Clint Eastwood works masterfully behind the camera, and Angelina Jolie delivers a career-best performance in “Changeling”

November 12, 2008 by Adriana Janovich  
Filed under Reviews

ChangelingAndy CarrollBy ANDY CARROLL
UNLEASHED STAFF

By definition, a changeling is a child who is secretly exchanged for another. But a secret exchanging of children is just one of the many real horrors addressed in “Changeling,” Clint Eastwood’s latest film.
Released at the end of October — and the start of a particularly slow awards season in Hollywood — “Changeling” is a mature and unsettling film that takes its viewers down paths not adequately hinted at in the trailers.
“Changeling” is based on the true story of the Wineville Chicken Coop Murders, which actually occurred in California in the late 1920s, and involved many of the names featured in the movie. The fact that the events depicted in the movie are inspired by actual events only makes it more unsettling.
The time is 1928. The place is Los Angeles. And the focus is a single working mother, Christine Collins (Angelina Jolie).
Christine works for a telephone company during the day and cares for her young son, Walter (Gattlin Griffith), at night. She returns one night to discover he is nowhere to be found. Thus begins a months-long search to find the boy.
By what at first seems to be a miraculous turn of events, police inform Christine they have found her son in Illinois. But upon seeing the boy, Christine knows he is not Walter. But the police, wanting to avoid further negative attention from the press, insist the boy is indeed Walter Collins, even though Christine has physical evidence, the testimonies of others, and her own motherly instinct saying otherwise.
After pestering police, the officer in charge of the investigation (Jeffrey Donovan) has Christine sent off to a mental institution, where she gains even more knowledge of the corruption evident within the city’s police force.

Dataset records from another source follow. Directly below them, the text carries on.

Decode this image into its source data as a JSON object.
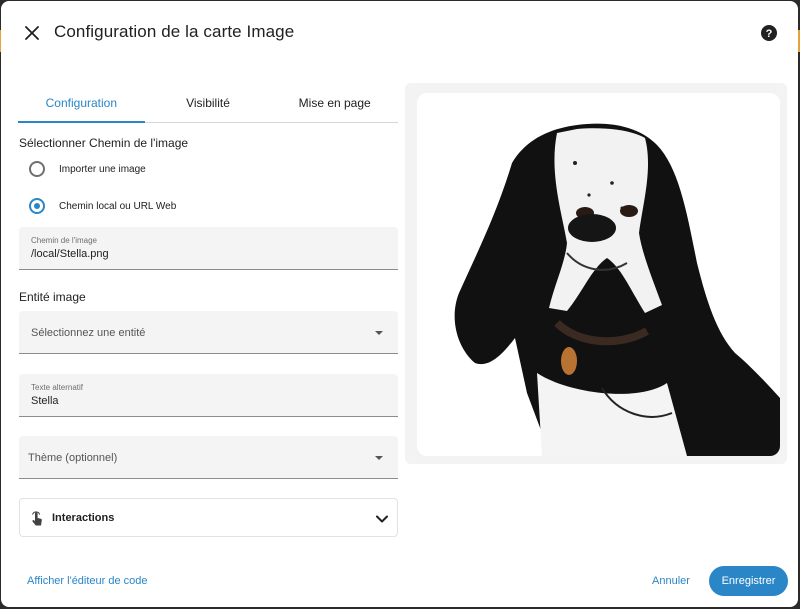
{
  "dialog": {
    "title": "Configuration de la carte Image",
    "close_icon": "close-icon",
    "help_icon": "help-circle-icon"
  },
  "tabs": [
    {
      "label": "Configuration",
      "active": true
    },
    {
      "label": "Visibilité",
      "active": false
    },
    {
      "label": "Mise en page",
      "active": false
    }
  ],
  "image_path_section": {
    "label": "Sélectionner Chemin de l'image",
    "options": [
      {
        "label": "Importer une image",
        "checked": false
      },
      {
        "label": "Chemin local ou URL Web",
        "checked": true
      }
    ],
    "path_field": {
      "label": "Chemin de l'image",
      "value": "/local/Stella.png"
    }
  },
  "entity_section": {
    "label": "Entité image",
    "select_placeholder": "Sélectionnez une entité"
  },
  "alt_text_field": {
    "label": "Texte alternatif",
    "value": "Stella"
  },
  "theme_select": {
    "placeholder": "Thème (optionnel)"
  },
  "interactions": {
    "label": "Interactions",
    "icon": "gesture-tap-icon"
  },
  "preview": {
    "subject": "dog-photo"
  },
  "footer": {
    "code_editor_link": "Afficher l'éditeur de code",
    "cancel_label": "Annuler",
    "save_label": "Enregistrer"
  },
  "colors": {
    "accent": "#2a86c7",
    "field_bg": "#f4f4f4",
    "preview_bg": "#f3f3f3"
  }
}
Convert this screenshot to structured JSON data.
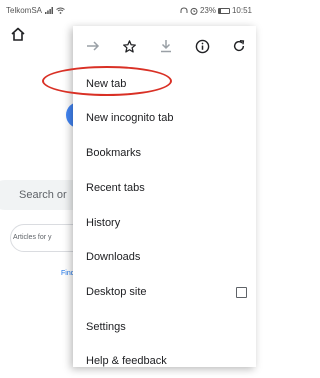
{
  "status_bar": {
    "carrier": "TelkomSA",
    "battery": "23%",
    "battery_level": 0.23,
    "time": "10:51"
  },
  "background_page": {
    "search_text": "Search or",
    "articles_text": "Articles for y",
    "find_text": "Find"
  },
  "menu": {
    "toolbar": {
      "forward_icon": "arrow-right-icon",
      "bookmark_icon": "star-icon",
      "download_icon": "download-icon",
      "info_icon": "info-icon",
      "refresh_icon": "refresh-icon"
    },
    "items": [
      {
        "label": "New tab"
      },
      {
        "label": "New incognito tab"
      },
      {
        "label": "Bookmarks"
      },
      {
        "label": "Recent tabs"
      },
      {
        "label": "History"
      },
      {
        "label": "Downloads"
      },
      {
        "label": "Desktop site",
        "checkbox": false
      },
      {
        "label": "Settings"
      },
      {
        "label": "Help & feedback"
      }
    ]
  },
  "annotation_color": "#d93025"
}
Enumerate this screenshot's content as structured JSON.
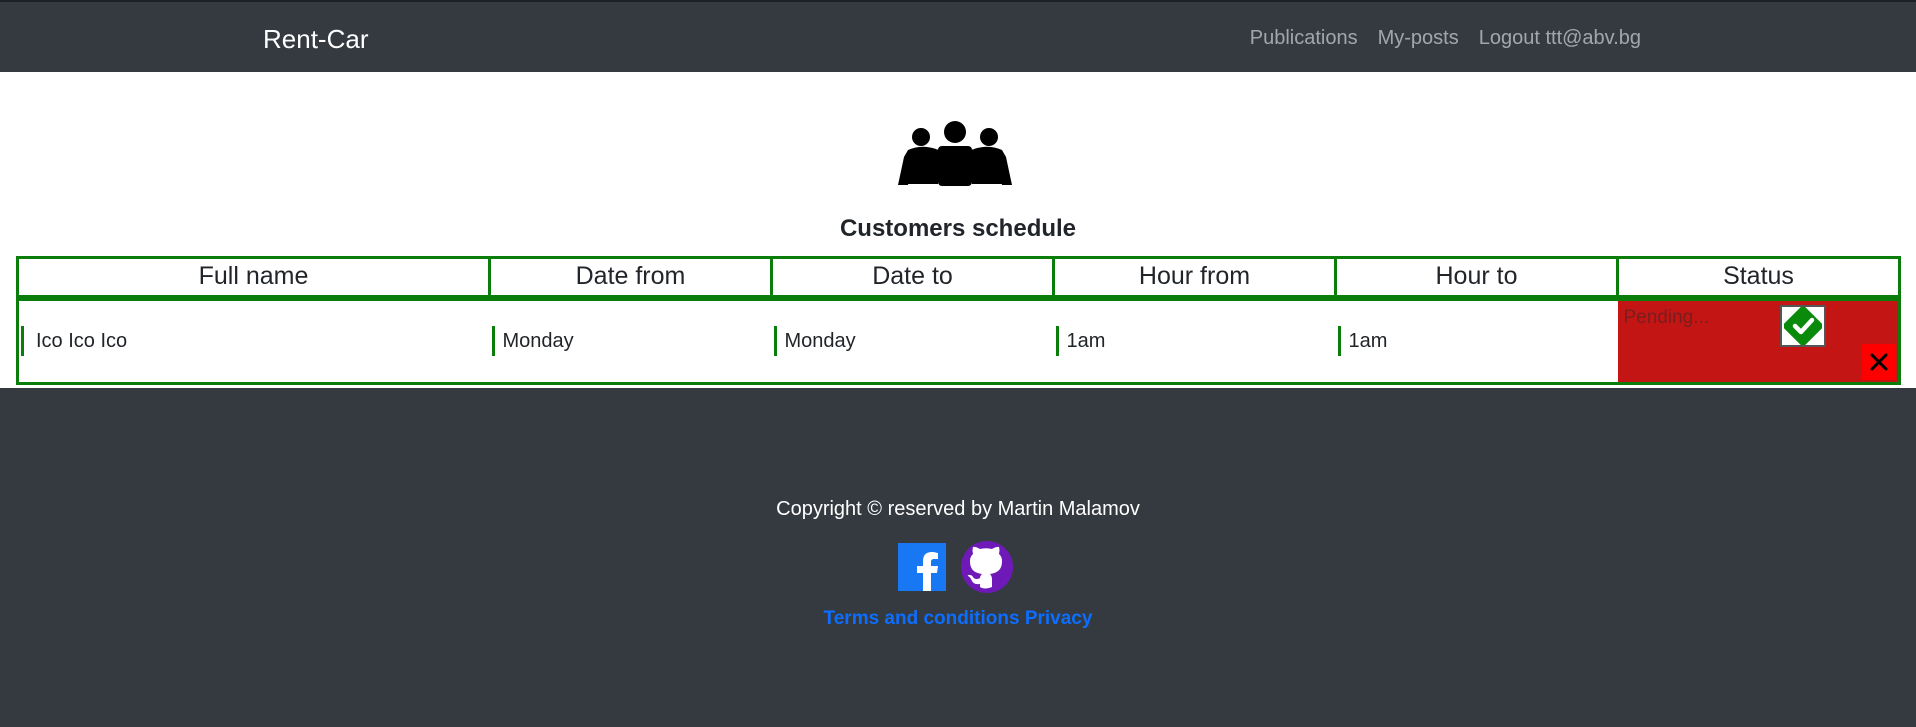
{
  "navbar": {
    "brand": "Rent-Car",
    "links": [
      "Publications",
      "My-posts",
      "Logout ttt@abv.bg"
    ]
  },
  "page": {
    "title": "Customers schedule",
    "icon": "users-group-icon"
  },
  "table": {
    "headers": [
      "Full name",
      "Date from",
      "Date to",
      "Hour from",
      "Hour to",
      "Status"
    ],
    "rows": [
      {
        "full_name": "Ico Ico Ico",
        "date_from": "Monday",
        "date_to": "Monday",
        "hour_from": "1am",
        "hour_to": "1am",
        "status": "Pending..."
      }
    ],
    "accept_icon": "check-icon",
    "reject_icon": "close-icon"
  },
  "footer": {
    "copyright": "Copyright © reserved by Martin Malamov",
    "social": [
      "facebook-icon",
      "github-icon"
    ],
    "terms": "Terms and conditions",
    "privacy": "Privacy"
  },
  "colors": {
    "navbar": "#343a40",
    "table_border": "#0a7d0a",
    "status_bg": "#c41515",
    "reject_bg": "#ff0000",
    "link": "#0d6efd",
    "github": "#6f1ab8",
    "facebook": "#1877f2"
  }
}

Meanwhile, police detective Lester Ybarra (Michael Kelly) is looking into a case involving a minor named Sanford (Eddie Alderson), who immigrated illegally from Canada and claims to have been involved in a series of brutal murders in Wineville, Calif. He tells Ybarra his guardian Gordon Northcott (Jason Butler Harner) forced him to participate in abducting and killing young children in the chicken coops on his farm. Could the missing Walter Collins be connected to the case?

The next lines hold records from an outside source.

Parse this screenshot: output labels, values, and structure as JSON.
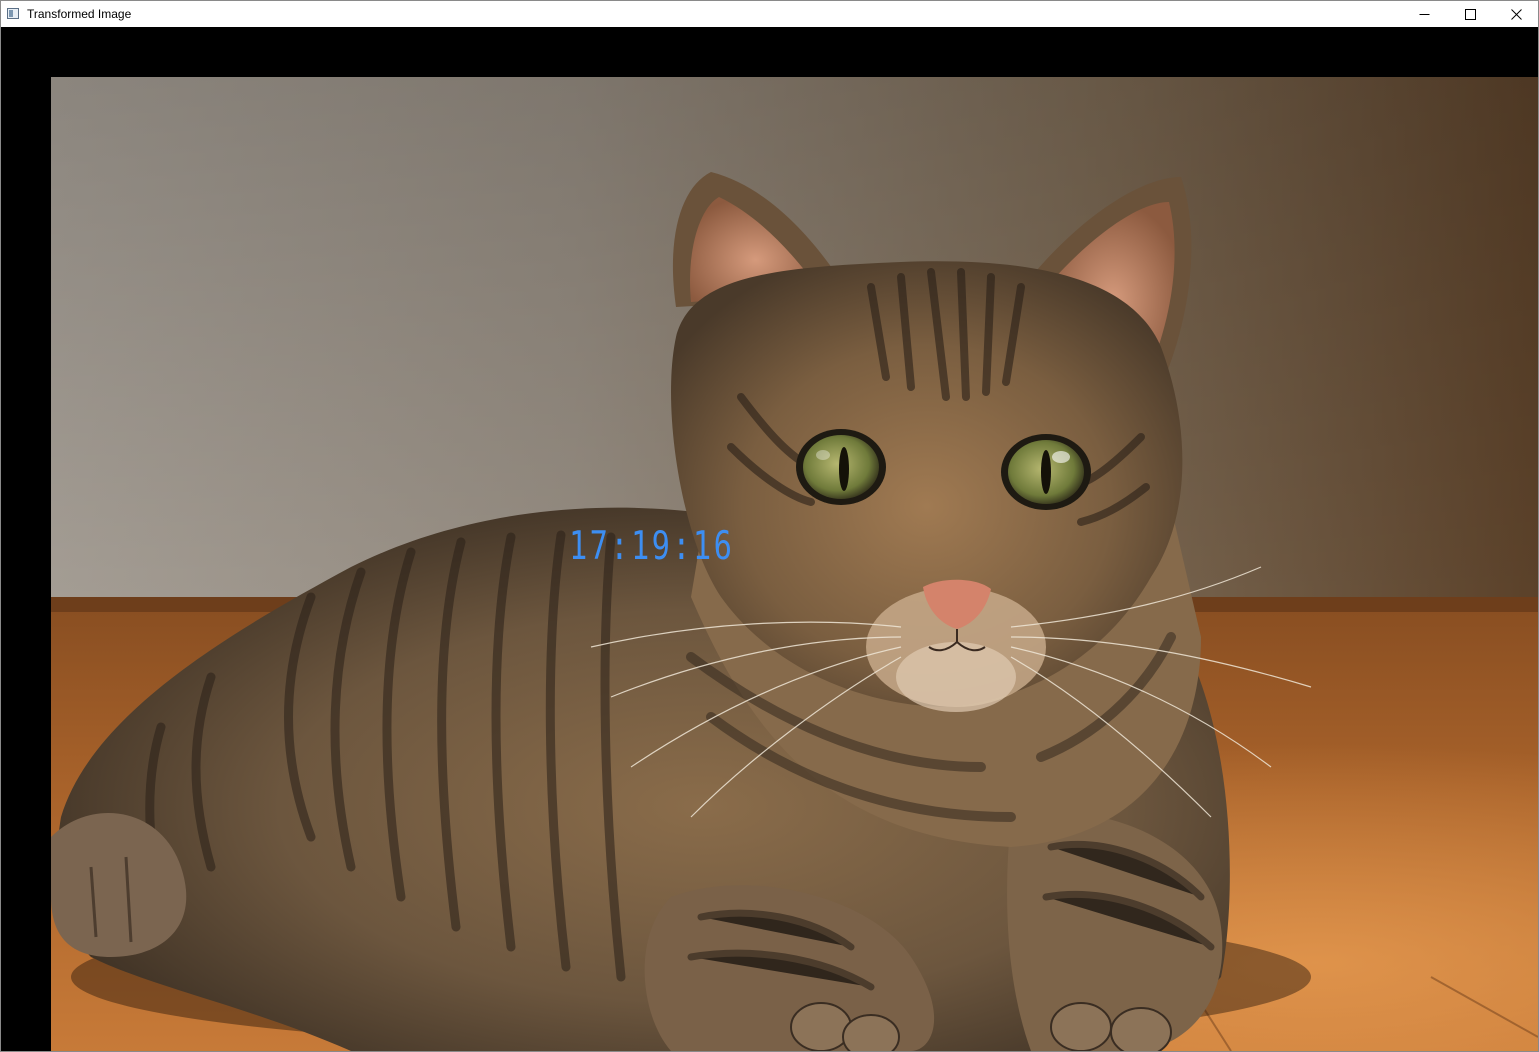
{
  "window": {
    "title": "Transformed Image",
    "controls": {
      "minimize_icon": "minimize-icon",
      "maximize_icon": "maximize-icon",
      "close_icon": "close-icon"
    }
  },
  "overlay": {
    "clock_text": "17:19:16",
    "clock_color": "#3d8ef2"
  },
  "image": {
    "subject_icon": "tabby-cat-photo"
  },
  "colors": {
    "client_background": "#000000",
    "titlebar_background": "#ffffff"
  }
}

In the dramatic thriller, Eastwood works masterfully behind the camera. The tension can be felt from the very beginning, welcomed by an eerie score (also the work of Eastwood) and grayed cinematography. Eastwood ups the ante as the story advances, eventually showing particularly disturbing scenes within the psychiatric ward and the coop in Wineville.

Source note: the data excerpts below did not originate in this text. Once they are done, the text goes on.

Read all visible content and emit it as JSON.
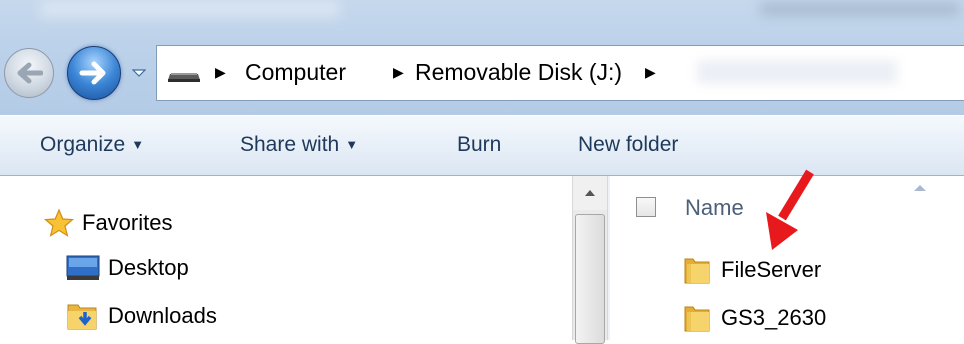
{
  "window": {
    "address": {
      "crumbs": [
        "Computer",
        "Removable Disk (J:)"
      ]
    }
  },
  "toolbar": {
    "organize_label": "Organize",
    "share_label": "Share with",
    "burn_label": "Burn",
    "new_folder_label": "New folder"
  },
  "nav": {
    "favorites": "Favorites",
    "items": [
      {
        "label": "Desktop",
        "icon": "desktop-icon"
      },
      {
        "label": "Downloads",
        "icon": "downloads-folder-icon"
      }
    ]
  },
  "files": {
    "column_name": "Name",
    "rows": [
      {
        "name": "FileServer",
        "icon": "folder-icon"
      },
      {
        "name": "GS3_2630",
        "icon": "folder-icon"
      }
    ]
  },
  "colors": {
    "accent": "#1e395b",
    "annotation_arrow": "#e8191c",
    "folder": "#f2c94c"
  }
}
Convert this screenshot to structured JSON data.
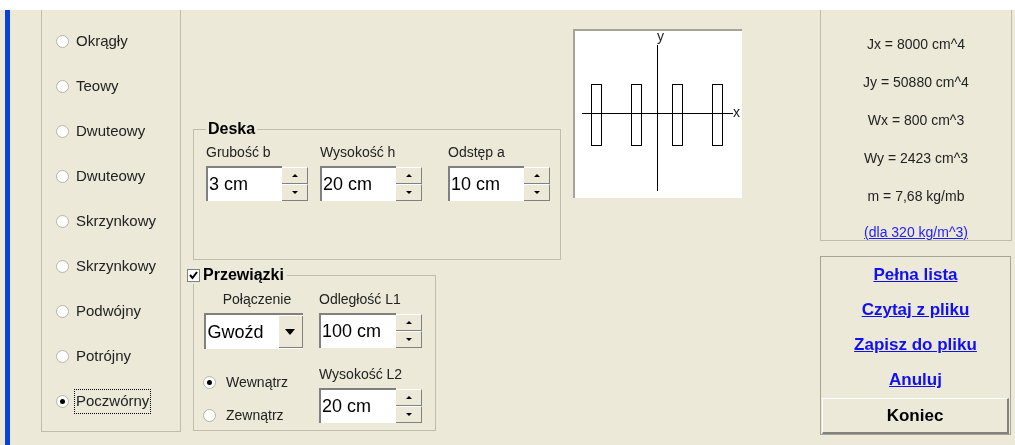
{
  "shape_options": [
    {
      "label": "Okrągły",
      "selected": false
    },
    {
      "label": "Teowy",
      "selected": false
    },
    {
      "label": "Dwuteowy",
      "selected": false
    },
    {
      "label": "Dwuteowy",
      "selected": false
    },
    {
      "label": "Skrzynkowy",
      "selected": false
    },
    {
      "label": "Skrzynkowy",
      "selected": false
    },
    {
      "label": "Podwójny",
      "selected": false
    },
    {
      "label": "Potrójny",
      "selected": false
    },
    {
      "label": "Poczwórny",
      "selected": true
    }
  ],
  "deska": {
    "title": "Deska",
    "fields": [
      {
        "label": "Grubość b",
        "value": "3 cm"
      },
      {
        "label": "Wysokość h",
        "value": "20 cm"
      },
      {
        "label": "Odstęp a",
        "value": "10 cm"
      }
    ]
  },
  "przewiazki": {
    "title": "Przewiązki",
    "checked": true,
    "connection": {
      "label": "Połączenie",
      "value": "Gwoźd"
    },
    "distance": {
      "label": "Odległość L1",
      "value": "100 cm"
    },
    "placement": [
      {
        "label": "Wewnątrz",
        "selected": true
      },
      {
        "label": "Zewnątrz",
        "selected": false
      }
    ],
    "height": {
      "label": "Wysokość L2",
      "value": "20 cm"
    }
  },
  "cross_section": {
    "y_axis_label": "y",
    "x_axis_label": "x"
  },
  "properties": [
    {
      "name": "Jx =",
      "value": "8000 cm^4"
    },
    {
      "name": "Jy =",
      "value": "50880 cm^4"
    },
    {
      "name": "Wx =",
      "value": "800 cm^3"
    },
    {
      "name": "Wy =",
      "value": "2423 cm^3"
    },
    {
      "name": "m =",
      "value": "7,68 kg/mb"
    }
  ],
  "density_link": "(dla 320 kg/m^3)",
  "actions": [
    {
      "label": "Pełna lista",
      "kind": "link"
    },
    {
      "label": "Czytaj z pliku",
      "kind": "link"
    },
    {
      "label": "Zapisz do pliku",
      "kind": "link"
    },
    {
      "label": "Anuluj",
      "kind": "link"
    },
    {
      "label": "Koniec",
      "kind": "button"
    }
  ]
}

Though the film contains few instances of onscreen violence, it earns its R-rating by instead presenting some of the most unnerving scenes of any movie this year. Without resorting to a hardcore display of gore and eviscerations, “Changeling” manages to deliver very creepy and frightening moments, something not many period pieces can claim. Though the film does let up as it comes to a close, it remains a film capable of having its viewers biting their nails as their hearts pound.
Jolie delivers a career-best performance, playing against her type-casting and discarding her standard sex appeal for a highly mature and affecting performance. Proof of her incredible range can be seen in the extreme contrast between Christine’s self-presentation of a sane woman in an alien world with her Oscar-winning role in 1999’s “Girl, Interrupted,” in which Jolie plays an out-of-control sociopath.
But Harner and Alderson are also great in the film’s most disturbing roles. Though both are Hollywood unknowns, they execute their roles with just the right amount of creepiness and disturbed loss of innocence, respectively.
Most filmmakers lose steam as they get older, but 78-year-old Eastwood has only gotten better in his old age. “Changeling” is Eastwood’s fifth film in six years (with “Gran Torino” on the way in December), and it is a worthy addition to a recent résumé that includes films like “Mystic River” and “Million Dollar Baby.”
“Changeling” is a haunting and powerful drama, and one of Hollywood’s best offerings in the past few months.

— Andy Carroll is a member of the Yakima Herald-Republic’s Unleashed team. He attends La Salle High School.